Steve Cole - christie and cole s

Source: Unsplash

Ashley Aviles

Little by little I shoved my memories into cardboard boxes: my Uno cards that lost their shape due to spilled alcohol, the Jenga game I never had the chance to play with my boyfriend, and the framed photo of my younger sister that watched me during my night-long study sessions. The secrets that only these walls of my dorm room knew slipped into the crevices of each box. My fears of adulthood, prayers about my uncertain future, tears of embarrassment, and nightmares drenched in self-doubt, seeped into the threads of my packed clothing. These memories and clothes were destined to collect dust in a storage unit until I was ready to reflect on these emotions that have woven their way into everything that I own.
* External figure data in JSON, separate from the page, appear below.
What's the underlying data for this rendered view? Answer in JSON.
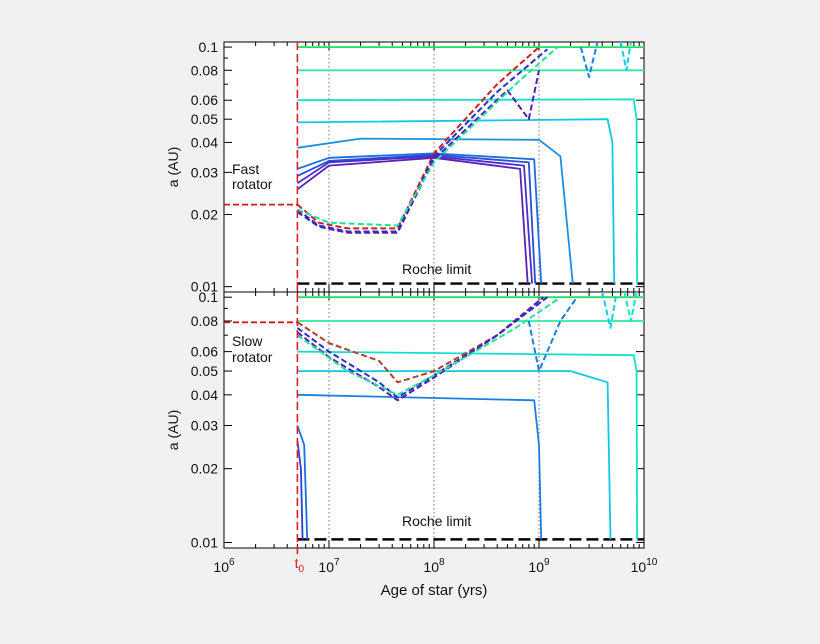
{
  "chart_data": [
    {
      "type": "line",
      "panel": "top",
      "annotation_lines": [
        "Fast",
        "rotator"
      ],
      "ylabel": "a (AU)",
      "xlabel": "",
      "xscale": "log",
      "yscale": "log",
      "xlim": [
        1000000,
        10000000000
      ],
      "ylim": [
        0.0095,
        0.105
      ],
      "yticks": [
        0.01,
        0.02,
        0.03,
        0.04,
        0.05,
        0.06,
        0.08,
        0.1
      ],
      "yticklabels": [
        "0.01",
        "0.02",
        "0.03",
        "0.04",
        "0.05",
        "0.06",
        "0.08",
        "0.1"
      ],
      "grid_x": [
        10000000,
        100000000,
        1000000000
      ],
      "reference_lines": [
        {
          "label": "Roche limit",
          "y": 0.0103,
          "x0": 5000000,
          "x1": 10000000000,
          "color": "#000000"
        },
        {
          "label": "",
          "y": 0.022,
          "x0": 1000000,
          "x1": 5000000,
          "color": "#cc1a1a"
        }
      ],
      "t0": 5000000,
      "series": [
        {
          "style": "solid",
          "color": "#20e060",
          "points": [
            [
              5000000,
              0.1
            ],
            [
              10000000000,
              0.1
            ]
          ]
        },
        {
          "style": "solid",
          "color": "#30e8a0",
          "points": [
            [
              5000000,
              0.08
            ],
            [
              10000000000,
              0.08
            ]
          ]
        },
        {
          "style": "solid",
          "color": "#10e0d0",
          "points": [
            [
              5000000,
              0.06
            ],
            [
              8000000000,
              0.0605
            ],
            [
              8500000000,
              0.05
            ],
            [
              8600000000,
              0.0103
            ]
          ]
        },
        {
          "style": "solid",
          "color": "#10c8e8",
          "points": [
            [
              5000000,
              0.0485
            ],
            [
              4500000000,
              0.05
            ],
            [
              5000000000,
              0.04
            ],
            [
              5200000000,
              0.0103
            ]
          ]
        },
        {
          "style": "solid",
          "color": "#1a90e0",
          "points": [
            [
              5000000,
              0.038
            ],
            [
              20000000,
              0.0415
            ],
            [
              1000000000,
              0.041
            ],
            [
              1600000000,
              0.035
            ],
            [
              2100000000,
              0.0103
            ]
          ]
        },
        {
          "style": "solid",
          "color": "#1a6ee0",
          "points": [
            [
              5000000,
              0.031
            ],
            [
              10000000,
              0.0345
            ],
            [
              100000000,
              0.036
            ],
            [
              900000000,
              0.034
            ],
            [
              1050000000,
              0.0103
            ]
          ]
        },
        {
          "style": "solid",
          "color": "#2a4cd8",
          "points": [
            [
              5000000,
              0.029
            ],
            [
              10000000,
              0.0335
            ],
            [
              100000000,
              0.0355
            ],
            [
              800000000,
              0.033
            ],
            [
              920000000,
              0.0103
            ]
          ]
        },
        {
          "style": "solid",
          "color": "#4a30c8",
          "points": [
            [
              5000000,
              0.027
            ],
            [
              10000000,
              0.033
            ],
            [
              100000000,
              0.035
            ],
            [
              720000000,
              0.032
            ],
            [
              860000000,
              0.0103
            ]
          ]
        },
        {
          "style": "solid",
          "color": "#5a20b8",
          "points": [
            [
              5000000,
              0.0255
            ],
            [
              10000000,
              0.032
            ],
            [
              100000000,
              0.0345
            ],
            [
              660000000,
              0.031
            ],
            [
              780000000,
              0.0103
            ]
          ]
        },
        {
          "style": "dashed",
          "color": "#cc2020",
          "points": [
            [
              5000000,
              0.022
            ],
            [
              8000000,
              0.0185
            ],
            [
              15000000,
              0.0175
            ],
            [
              45000000,
              0.0175
            ],
            [
              100000000,
              0.036
            ],
            [
              400000000,
              0.07
            ],
            [
              1000000000,
              0.1
            ]
          ]
        },
        {
          "style": "dashed",
          "color": "#2a30c8",
          "points": [
            [
              5000000,
              0.021
            ],
            [
              8000000,
              0.018
            ],
            [
              15000000,
              0.017
            ],
            [
              45000000,
              0.017
            ],
            [
              100000000,
              0.035
            ],
            [
              400000000,
              0.065
            ],
            [
              1200000000,
              0.098
            ]
          ]
        },
        {
          "style": "dashed",
          "color": "#5020b0",
          "points": [
            [
              5000000,
              0.0205
            ],
            [
              8000000,
              0.0178
            ],
            [
              15000000,
              0.0168
            ],
            [
              45000000,
              0.0168
            ],
            [
              100000000,
              0.034
            ],
            [
              500000000,
              0.066
            ],
            [
              800000000,
              0.05
            ],
            [
              1000000000,
              0.08
            ]
          ]
        },
        {
          "style": "dashed",
          "color": "#20e0a0",
          "points": [
            [
              5000000,
              0.021
            ],
            [
              10000000,
              0.0185
            ],
            [
              45000000,
              0.018
            ],
            [
              100000000,
              0.033
            ],
            [
              600000000,
              0.07
            ],
            [
              1500000000,
              0.1
            ]
          ]
        },
        {
          "style": "dashed",
          "color": "#1a80e0",
          "points": [
            [
              2500000000,
              0.1
            ],
            [
              3000000000,
              0.075
            ],
            [
              3600000000,
              0.105
            ]
          ]
        },
        {
          "style": "dashed",
          "color": "#10d0e0",
          "points": [
            [
              6000000000,
              0.105
            ],
            [
              6800000000,
              0.08
            ],
            [
              7500000000,
              0.105
            ]
          ]
        }
      ]
    },
    {
      "type": "line",
      "panel": "bottom",
      "annotation_lines": [
        "Slow",
        "rotator"
      ],
      "ylabel": "a (AU)",
      "xlabel": "Age of star (yrs)",
      "xscale": "log",
      "yscale": "log",
      "xlim": [
        1000000,
        10000000000
      ],
      "ylim": [
        0.0095,
        0.105
      ],
      "yticks": [
        0.01,
        0.02,
        0.03,
        0.04,
        0.05,
        0.06,
        0.08,
        0.1
      ],
      "yticklabels": [
        "0.01",
        "0.02",
        "0.03",
        "0.04",
        "0.05",
        "0.06",
        "0.08",
        "0.1"
      ],
      "xticks": [
        1000000,
        10000000,
        100000000,
        1000000000,
        10000000000
      ],
      "xtick_bases": [
        "10",
        "10",
        "10",
        "10",
        "10"
      ],
      "xtick_exps": [
        "6",
        "7",
        "8",
        "9",
        "10"
      ],
      "t0_label_base": "t",
      "t0_label_sub": "0",
      "grid_x": [
        10000000,
        100000000,
        1000000000
      ],
      "reference_lines": [
        {
          "label": "Roche limit",
          "y": 0.0103,
          "x0": 5000000,
          "x1": 10000000000,
          "color": "#000000"
        },
        {
          "label": "",
          "y": 0.079,
          "x0": 1000000,
          "x1": 5000000,
          "color": "#cc1a1a"
        }
      ],
      "t0": 5000000,
      "series": [
        {
          "style": "solid",
          "color": "#20e060",
          "points": [
            [
              5000000,
              0.1
            ],
            [
              10000000000,
              0.1
            ]
          ]
        },
        {
          "style": "solid",
          "color": "#30e8a0",
          "points": [
            [
              5000000,
              0.08
            ],
            [
              10000000000,
              0.08
            ]
          ]
        },
        {
          "style": "solid",
          "color": "#10e0d0",
          "points": [
            [
              5000000,
              0.06
            ],
            [
              8000000000,
              0.058
            ],
            [
              8500000000,
              0.05
            ],
            [
              8600000000,
              0.0103
            ]
          ]
        },
        {
          "style": "solid",
          "color": "#10c8e8",
          "points": [
            [
              5000000,
              0.05
            ],
            [
              2000000000,
              0.05
            ],
            [
              4500000000,
              0.045
            ],
            [
              4800000000,
              0.0103
            ]
          ]
        },
        {
          "style": "solid",
          "color": "#1a80e0",
          "points": [
            [
              5000000,
              0.04
            ],
            [
              900000000,
              0.038
            ],
            [
              1000000000,
              0.025
            ],
            [
              1050000000,
              0.0103
            ]
          ]
        },
        {
          "style": "solid",
          "color": "#1a6ee0",
          "points": [
            [
              5000000,
              0.03
            ],
            [
              5800000,
              0.025
            ],
            [
              6200000,
              0.0103
            ]
          ]
        },
        {
          "style": "solid",
          "color": "#2a40d0",
          "points": [
            [
              5000000,
              0.026
            ],
            [
              5400000,
              0.02
            ],
            [
              5600000,
              0.0103
            ]
          ]
        },
        {
          "style": "dashed",
          "color": "#b04030",
          "points": [
            [
              5000000,
              0.079
            ],
            [
              10000000,
              0.065
            ],
            [
              30000000,
              0.055
            ],
            [
              45000000,
              0.045
            ],
            [
              100000000,
              0.05
            ],
            [
              400000000,
              0.07
            ],
            [
              1200000000,
              0.1
            ]
          ]
        },
        {
          "style": "dashed",
          "color": "#2a30c8",
          "points": [
            [
              5000000,
              0.075
            ],
            [
              10000000,
              0.06
            ],
            [
              30000000,
              0.045
            ],
            [
              45000000,
              0.039
            ],
            [
              100000000,
              0.048
            ],
            [
              400000000,
              0.07
            ],
            [
              1200000000,
              0.1
            ]
          ]
        },
        {
          "style": "dashed",
          "color": "#5020b0",
          "points": [
            [
              5000000,
              0.072
            ],
            [
              10000000,
              0.057
            ],
            [
              30000000,
              0.043
            ],
            [
              45000000,
              0.038
            ],
            [
              100000000,
              0.047
            ],
            [
              400000000,
              0.07
            ],
            [
              1100000000,
              0.1
            ]
          ]
        },
        {
          "style": "dashed",
          "color": "#20e0a0",
          "points": [
            [
              5000000,
              0.07
            ],
            [
              15000000,
              0.05
            ],
            [
              45000000,
              0.04
            ],
            [
              100000000,
              0.048
            ],
            [
              600000000,
              0.075
            ],
            [
              1500000000,
              0.098
            ]
          ]
        },
        {
          "style": "dashed",
          "color": "#1a80e0",
          "points": [
            [
              800000000,
              0.08
            ],
            [
              1000000000,
              0.05
            ],
            [
              1600000000,
              0.08
            ],
            [
              2300000000,
              0.1
            ]
          ]
        },
        {
          "style": "dashed",
          "color": "#10d0e0",
          "points": [
            [
              4000000000,
              0.105
            ],
            [
              4800000000,
              0.075
            ],
            [
              5500000000,
              0.105
            ]
          ]
        },
        {
          "style": "dashed",
          "color": "#10e8c0",
          "points": [
            [
              6500000000,
              0.105
            ],
            [
              7500000000,
              0.08
            ],
            [
              8500000000,
              0.105
            ]
          ]
        }
      ]
    }
  ]
}
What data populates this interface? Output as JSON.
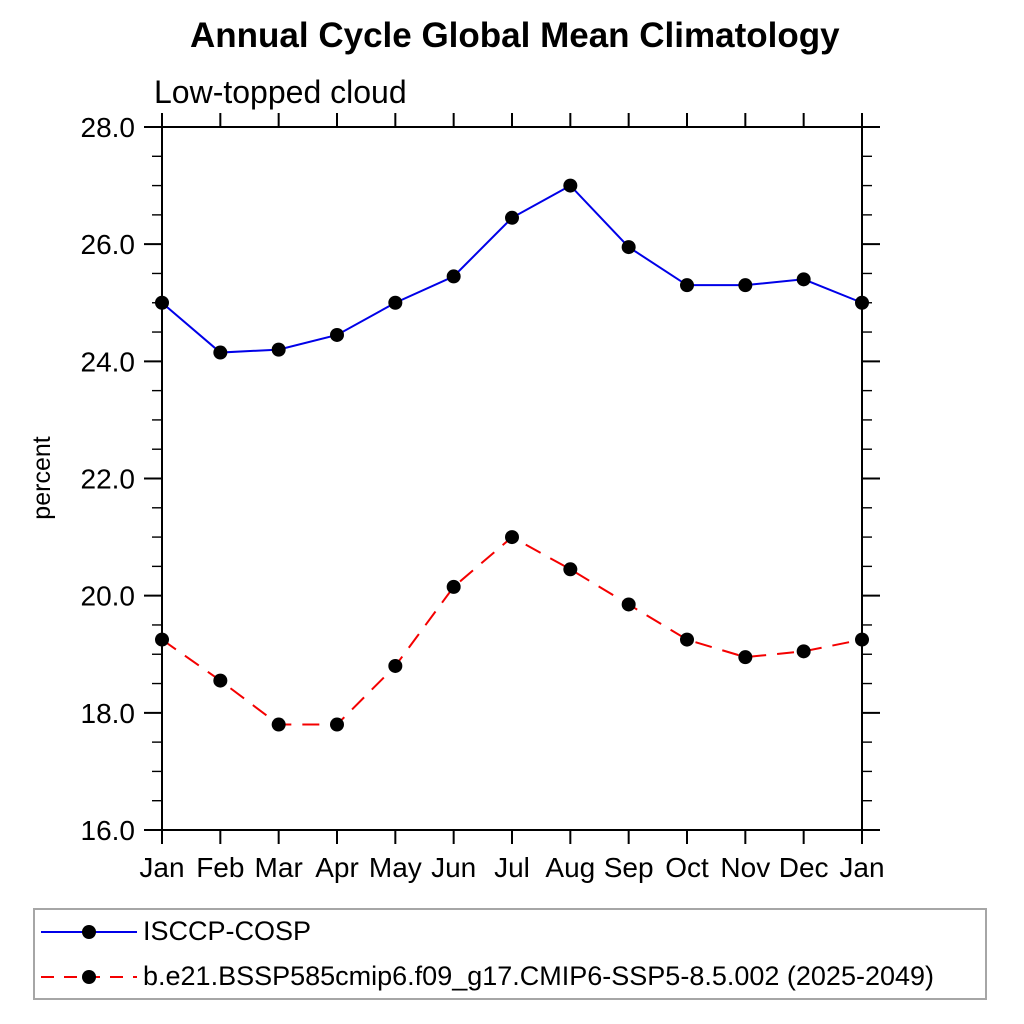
{
  "chart_data": {
    "type": "line",
    "title": "Annual Cycle Global Mean Climatology",
    "subtitle": "Low-topped cloud",
    "ylabel": "percent",
    "xlabel": "",
    "categories": [
      "Jan",
      "Feb",
      "Mar",
      "Apr",
      "May",
      "Jun",
      "Jul",
      "Aug",
      "Sep",
      "Oct",
      "Nov",
      "Dec",
      "Jan"
    ],
    "ylim": [
      16.0,
      28.0
    ],
    "ytick_major": [
      16.0,
      18.0,
      20.0,
      22.0,
      24.0,
      26.0,
      28.0
    ],
    "ytick_labels": [
      "16.0",
      "18.0",
      "20.0",
      "22.0",
      "24.0",
      "26.0",
      "28.0"
    ],
    "ytick_minor_step": 0.5,
    "grid": false,
    "legend_position": "bottom-left-box",
    "axis_color": "#000000",
    "marker_color": "#000000",
    "series": [
      {
        "name": "ISCCP-COSP",
        "color": "#0000e8",
        "line_style": "solid",
        "marker": "filled-circle",
        "values": [
          25.0,
          24.15,
          24.2,
          24.45,
          25.0,
          25.45,
          26.45,
          27.0,
          25.95,
          25.3,
          25.3,
          25.4,
          25.0
        ]
      },
      {
        "name": "b.e21.BSSP585cmip6.f09_g17.CMIP6-SSP5-8.5.002 (2025-2049)",
        "color": "#f40000",
        "line_style": "dashed",
        "marker": "filled-circle",
        "values": [
          19.25,
          18.55,
          17.8,
          17.8,
          18.8,
          20.15,
          21.0,
          20.45,
          19.85,
          19.25,
          18.95,
          19.05,
          19.25
        ]
      }
    ]
  },
  "legend": {
    "items": [
      {
        "label": "ISCCP-COSP"
      },
      {
        "label": "b.e21.BSSP585cmip6.f09_g17.CMIP6-SSP5-8.5.002 (2025-2049)"
      }
    ]
  }
}
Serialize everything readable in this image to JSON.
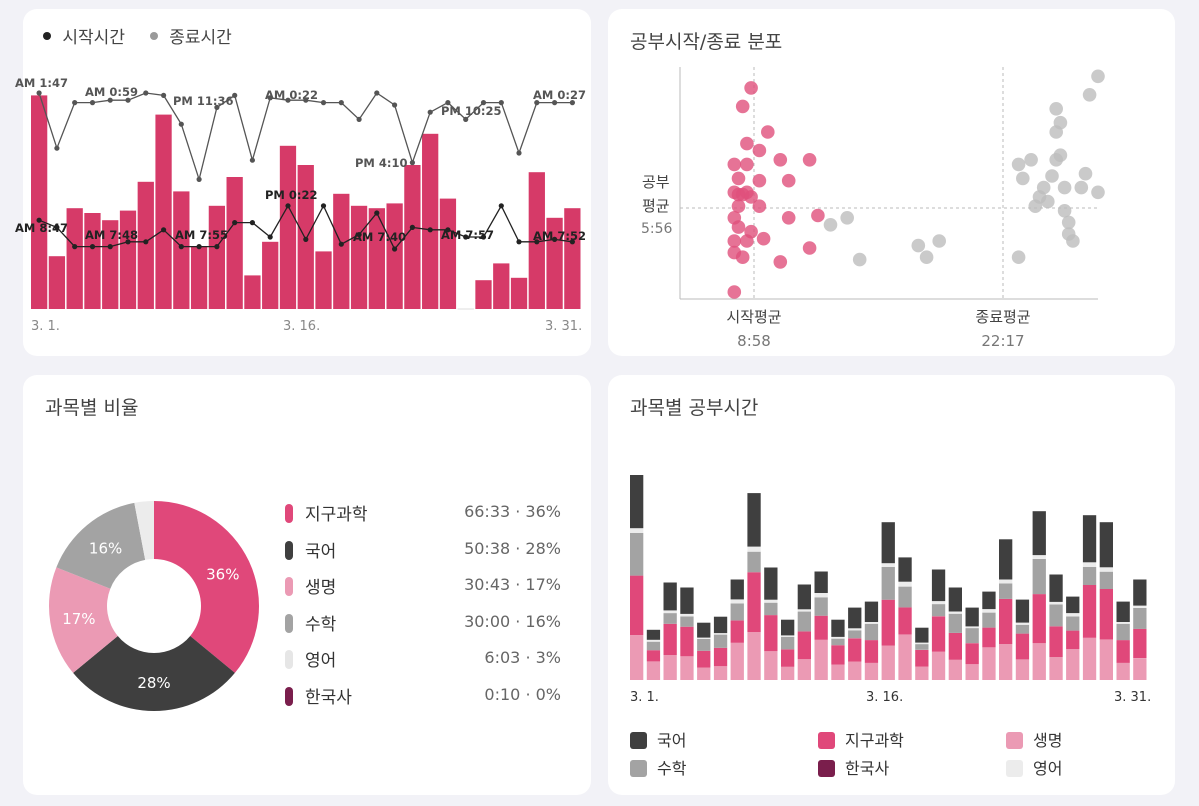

My only worry was getting home by Sunday.

         So, I focused on the mundane: packing, folding, organizing, and cleaning, in order to ignore my anxieties of returning home to live with my parents three months before graduation: a fruitless job search, crumbling economy, and mandatory separation from my boyfriend. In some odd way, I was packing up these sentiments too. It was by June that these worries were destined to be either recognized or resolved. In the middle of March, these concerns needed to remain closed and unattended in the back of my mind. I could not afford to think. I could not waste time crying. I could not hug him one last time. I had to be home by Sunday.                                                       

         Packing was one of my distractions from acknowledging my present, sleeping became the second. There were three hours until my boyfriend’s flight heading home. We had no clue when we would be able to hold each other again. Yet, in these last moments, I was too busy snoring and drooling on a bean bag because I was unable to face my fate. In my dreams, I had him by my side, I had a job, and most importantly I had certainty in myself. Staring into his eyes for the last time, in a long time, would have removed the tape from all my packed, unprocessed emotions lingering in the depths of my mind. There in his arms, I would have sobbed about how lost I was, how unready I was to claim adulthood, and how much I needed his help to face the challenges that this cruel world would throw at me. But then, he would have left me alone, lost, and red-faced, in order to catch an Uber that would bring him to the airport. He had to be home by Sunday too.

         He left. I still had about two hours to board my bus heading home. Confusion consumed me as I was torn between blasting music to numb my thoughts or sulking over my horrible approach toward farewells. It was selfish. No, I was selfish. I kept choosing myself or at least the tiny bit of myself that I had left. That smidge of composure and ounce of pride won every single time. Call me egotistical, self-centered, conceited, whatever suits you, but I turned up the volume on my Spotify playlist as I got ready. I was not a bad girlfriend. I promise you, I loved him. But here is how love works: you must give your absolute best self to your partner every single time. How could I have said goodbye to the love of my life if I was a fragment, a crippled version of myself stunted by an inability to adapt to my life slipping from my control? He deserved all of me, the best of me, and the better me, but she was nowhere to be found because with little to no notice she was evicted from room 106. She had to be home by Sunday.                       

         Preoccupying myself with the meaning of the loud lyrics blasting in my headphones, I left my residence hall without hesitation. For once, I was not running late and did not want to risk my punctuality with a sloppy adieu. But, it was just easier to fully immerse myself in the song bursting in my ears than immerse myself in the significance of my present. Karol G was all that mattered. She kept me sane as I boarded the Greyhound bus and asked the driver if this bus was heading to New York City. I just needed to make sure that I would be home by Sunday.